2.5 Crowdsourcing citizens’ ideas
One method of generating ideas for smart city solutions is to crowdsource citizens’ ideas using an online platform. If the ideas are used in local policy making this use of IT is a form of e-democracy.
In Icelandis a platform that allows citizens to propose, debate and vote on ideas for improving their city. Top ideas from Better Reykjavík are added to the city government agenda every month and the city commits to process and answer them all, creating a dialogue between citizens and the city – a form of open policymaking. So far, over 1,000 ideas have been formally reviewed and hundreds accepted since 2011.

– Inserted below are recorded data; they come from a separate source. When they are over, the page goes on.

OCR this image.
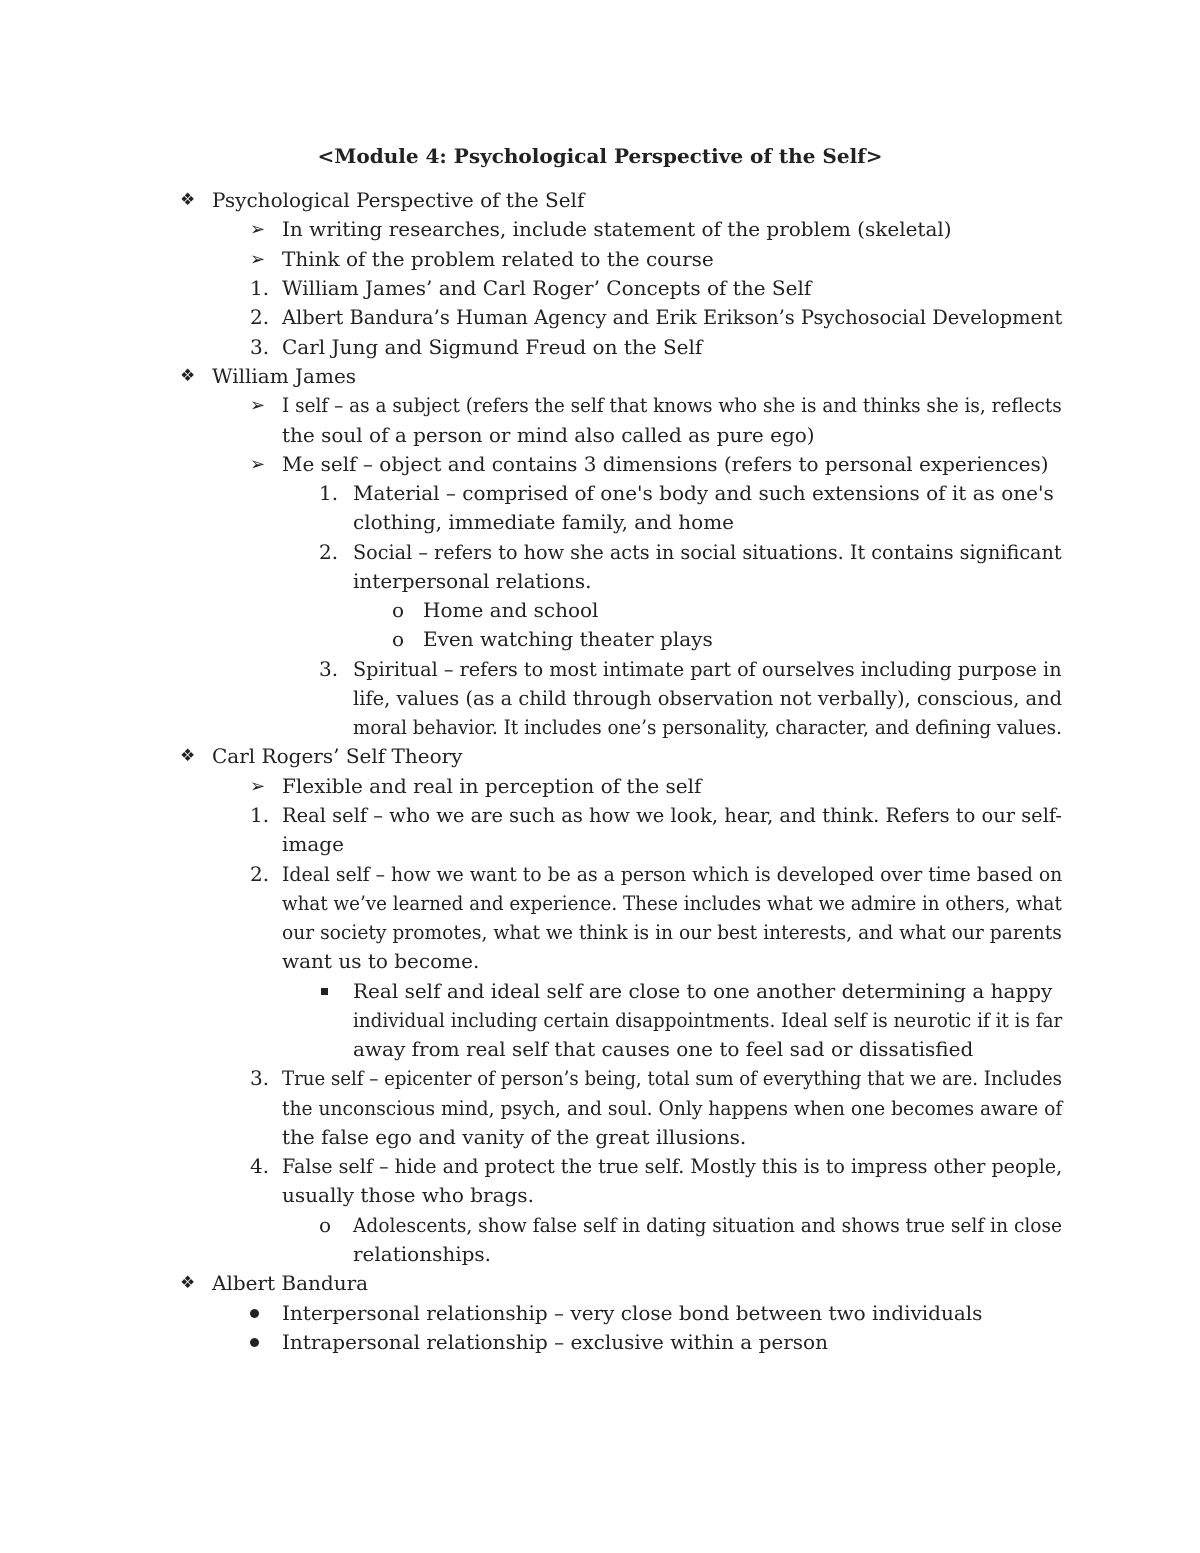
<Module 4: Psychological Perspective of the Self>
❖ Psychological Perspective of the Self
➢ In writing researches, include statement of the problem (skeletal)
➢ Think of the problem related to the course
1. William James’ and Carl Roger’ Concepts of the Self
2. Albert Bandura’s Human Agency and Erik Erikson’s Psychosocial Development
3. Carl Jung and Sigmund Freud on the Self
❖ William James
➢ I self – as a subject (refers the self that knows who she is and thinks she is, reflects
the soul of a person or mind also called as pure ego)
➢ Me self – object and contains 3 dimensions (refers to personal experiences)
1. Material – comprised of one's body and such extensions of it as one's
clothing, immediate family, and home
2. Social – refers to how she acts in social situations. It contains significant
interpersonal relations.
o Home and school
o Even watching theater plays
3. Spiritual – refers to most intimate part of ourselves including purpose in
life, values (as a child through observation not verbally), conscious, and
moral behavior. It includes one’s personality, character, and defining values.
❖ Carl Rogers’ Self Theory
➢ Flexible and real in perception of the self
1. Real self – who we are such as how we look, hear, and think. Refers to our self-
image
2. Ideal self – how we want to be as a person which is developed over time based on
what we’ve learned and experience. These includes what we admire in others, what
our society promotes, what we think is in our best interests, and what our parents
want us to become.
Real self and ideal self are close to one another determining a happy
individual including certain disappointments. Ideal self is neurotic if it is far
away from real self that causes one to feel sad or dissatisfied
3. True self – epicenter of person’s being, total sum of everything that we are. Includes
the unconscious mind, psych, and soul. Only happens when one becomes aware of
the false ego and vanity of the great illusions.
4. False self – hide and protect the true self. Mostly this is to impress other people,
usually those who brags.
o Adolescents, show false self in dating situation and shows true self in close
relationships.
❖ Albert Bandura
Interpersonal relationship – very close bond between two individuals
Intrapersonal relationship – exclusive within a person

NextBengaluru is a platform engaging citizens of Bengaluru (also known as Bangalore) in urban planning. It was created by a non-government organisation (NGO), the MOD Institute. It’s a space for residents to express their ideas and wishes, to discuss the future of the city and create a joint vision. From December 2014 to March 2015 the platform brought together residents online and offline to create a community vision for the re-development of Shanthingar, a neighbourhood of the city. Tapping into their knowledge of the area to promote a vision that matches citizen needs, it has crowdsourced more than 600 ideas. The MOD Institute now plans to work with local urban planners to try to get these ideas adopted by the city government.
Our MK is an ideas platform launched in 2015 as part of the MK:Smart project. It empowers citizens of Milton Keynes to put forward ideas that will impact the community and help shape the future of the city. People are encouraged to innovate, collaborate, share ideas, build projects and change their community. Awards of up to £5,000 were offered for citizen groups to support ideas that might impact on issues of sustainability concerned with Milton Keynes.
For city ideas platforms to be effective they must be clear about the types of idea that citizens are being asked to propose. Another critical factor is transparency concerning the incentives being offered to citizens to encourage their participation. Clarity is also crucial in developing strategies for assessing ideas, for funding and implementing them, and for communicating all of this to citizens. Without these strategies there’s a risk that citizens will quickly become disengaged. Finally, be mindful of the fact that not all citizens will engage in the initiatives and so the viewpoints expressed will be representative of the people who use the platform.